Steel bumpers provide more protection and can be fitted for a trailer hitch. However, they are more costly and difficult to make. Cutting and attaching the pipes requires sophisticated metal working tools.
Fiberglass bumpers are less durable but are suitable for passenger vehicles that are only driven on highways. You can build a mold out of foam or cardboard. Fill the mold with fiberglass sheets and bind them together with resin. The polyester resin produces hazardous fumes so work in a ventilated area.
Step 1 - Remove Old Bumper
The first step is to take off the old or damaged bumper. Use it as a template when designing the new bumper. Note its length, width, thickness, angles, and curves.

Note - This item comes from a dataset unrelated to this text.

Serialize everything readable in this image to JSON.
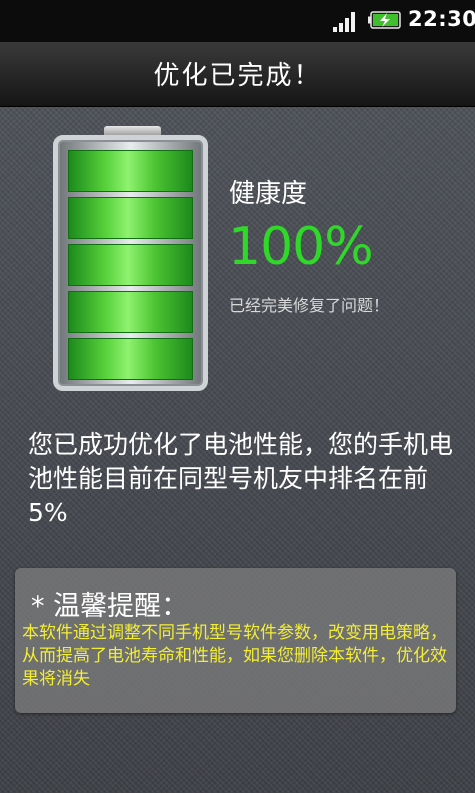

Decide whether you will replace it with a fiberglass or metal bumper and obtain the necessary materials.
Step 2 - Build Fiberglass Mold
If you are fabricating a fiberglass bumper, build a mold out of foam or cardboard. Hold the bumper between pieces and cut them to shape with the knife. You will have to harden the edges of the mold so it will not bond to the fiberglass later. Apply polyester primer to the mold and allow it to dry. Sand it smooth and polish it gloss. Apply two to three coats of wax.

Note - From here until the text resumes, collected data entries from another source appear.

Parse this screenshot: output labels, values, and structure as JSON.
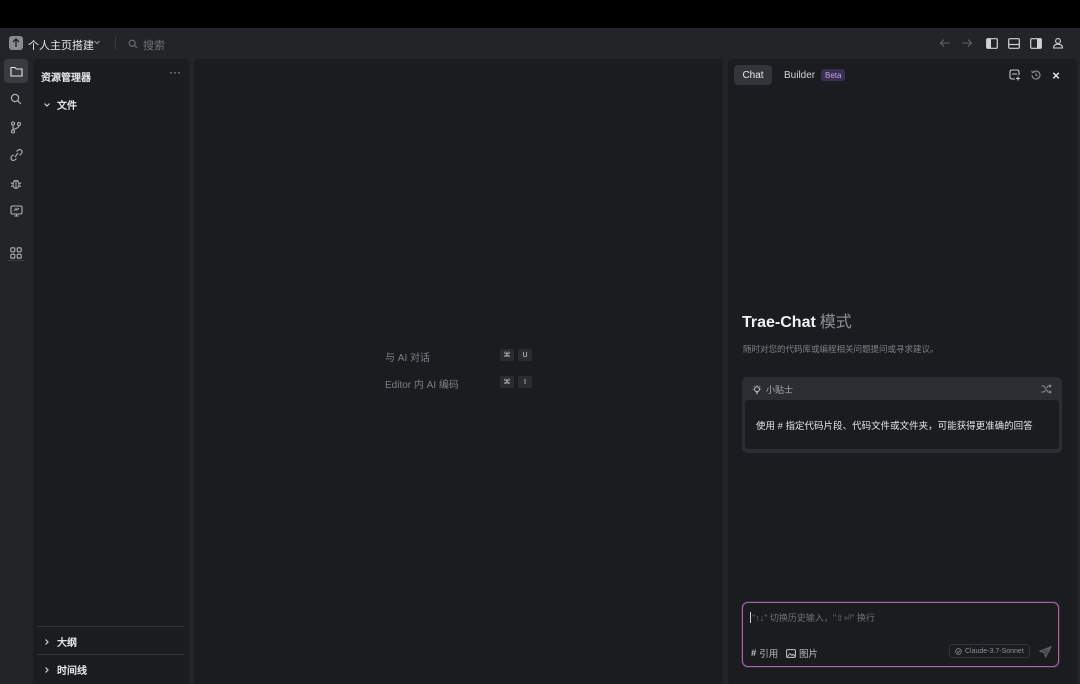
{
  "titlebar": {
    "project_name": "个人主页搭建",
    "search_placeholder": "搜索"
  },
  "explorer": {
    "title": "资源管理器",
    "more": "···",
    "section_files": "文件",
    "section_outline": "大纲",
    "section_timeline": "时间线"
  },
  "editor": {
    "hints": [
      {
        "label": "与 AI 对话",
        "keys": [
          "⌘",
          "U"
        ]
      },
      {
        "label": "Editor 内 AI 编码",
        "keys": [
          "⌘",
          "I"
        ]
      }
    ]
  },
  "chat": {
    "tab_chat": "Chat",
    "tab_builder": "Builder",
    "beta_badge": "Beta",
    "close": "×",
    "title": "Trae-Chat",
    "title_mode": "模式",
    "subtitle": "随时对您的代码库或编程相关问题提问或寻求建议。",
    "tips_label": "小贴士",
    "tips_text": "使用 # 指定代码片段、代码文件或文件夹，可能获得更准确的回答",
    "input_placeholder": "\"↑↓\" 切换历史输入，\"⇧⏎\" 换行",
    "ref_label": "引用",
    "image_label": "图片",
    "model_name": "Claude-3.7-Sonnet"
  },
  "colors": {
    "app_bg": "#232428",
    "panel_bg": "#1b1c1f",
    "input_border": "#a26c9a",
    "beta_text": "#b9a3e3"
  }
}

Step 3 - Fit Pieces to Bumper
If you are using fiberglass, lay the sheets into the mold. Cut and bend them so they can be inserted quickly later. Make six to eight sheets of fiberglass for the entire bumper. For metal bumpers, reposition the trailer hitch and angle frames if necessary. First, cut a length of pipe in half and tack weld the halves onto opposite sides of the hitch. Second, tack weld a long piece slightly above the first, but also close enough to weld to the frame.
Step 4 - Make Bumper
For fiberglass bumpers, spray the mold with a thick application of aerosol gelcoat and let it get tacky. Lay the fiberglass sheets on top of each other, soaking each sheet with resin as you go. Allow the resin to harden before you pry the bumper out of the mold. To remove the bumper without damaging it, try lifting it with a paint mixing stick and compressed air. Attach the new bumper to the vehicle with the original fasteners or equivalent. For metal bumpers, complete the final weld once you are satisfied with the placement of the pipes.